Lauren Stiles, JD: Yeah. I think, first and foremost is making sure that patients and for the pediatric patients, also the parents, you know, have access to the most up to date and accurate scientific information on their disease and not dumbing it down. You know, there's a tendency for researchers, you know, or pharma companies or government, when they're talking to patients to just water it down to like something benign and not be serious about it.
And instead of dumbing stuff down, what we have tried to do is sort of level up, you know, like teach the patients the lingo, teach them the diagnostic criteria and why they are what they are and what is the most effective testing and really give them the knowledge that we wish all their doctors had.
Because, you know, if you have a common, well researched, well understood disease, a broken arm, let's say, you don't have to be an expert in that because you can go to any emergency room in the country and they know how to fix it, right? But when you have a form of dysautonomia or an autoimmune disease like Sjogren's, you have to become your own expert to maximize, giving you your best chance of having a good outcome or a better outcome than if you didn't become your own expert. So, the number one thing we do is try to give people the current accurate information. Also funding the research. Like there's all these scientific questions about POTS and other forms of dysautonomia that remain unanswered that hinder our patient care. Like we can't get access to this drug because we don't actually know if it works. And we don't know if it works because no one's ever found the biomarker that could be treatable by that drug, right? So we're funding mechanistic studies that help us understand what causes dysautonomia and trying to get to the sort of root of it as much as possible, which is different for different people.
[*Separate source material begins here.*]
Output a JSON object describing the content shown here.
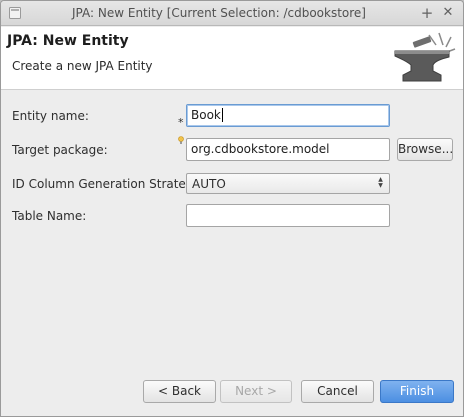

And then, you know, while that work is going on, also funding clinical trials at the same time to try to find more effective treatments. Because even if you don't fully understand a disease, the people living with it right now need better treatment options. So we're kind of going on that dual track of trying to find the underlying cause, also trying to find more effective treatments, you know, while we are living right now. If you wait until you have the perfect biological understanding of the disease, that's going to be 10, 20 years and people living with it right now can't wait. So we're doing both. And, um, the reality is even diseases that have a lot of FDA approved treatment options, we don't fully understand what causes it, right?
So we don't think we should have to wait longer to have more, you know, patients deserve more effective treatments right now. So we're pushing ahead on that. We're also pushing ahead on a lot of clinician education and outreach, because I always say, even if we had a cure for every type of dysautonomia tomorrow, most people wouldn't access it because they're not getting diagnosed.
They're getting gaslit or once they are diagnosed, it takes three years to see a specialist or they just can't depending on where they live geographically. There's no one in 500 miles that has any expertise. So we need to train the doctors to understand how to diagnose and treat these conditions so that when we do have more effective therapies, that they can be implemented quickly in the community. And then probably the, I wouldn't say the last part of it, but advocacy at the federal level. So we are an international organization, but we have focused our political advocacy at the US Congress because they fund more medical research than any other institution in the world. So if you're gonna try to get the most bang for your buck, you advocate for Congress to do more for your disease.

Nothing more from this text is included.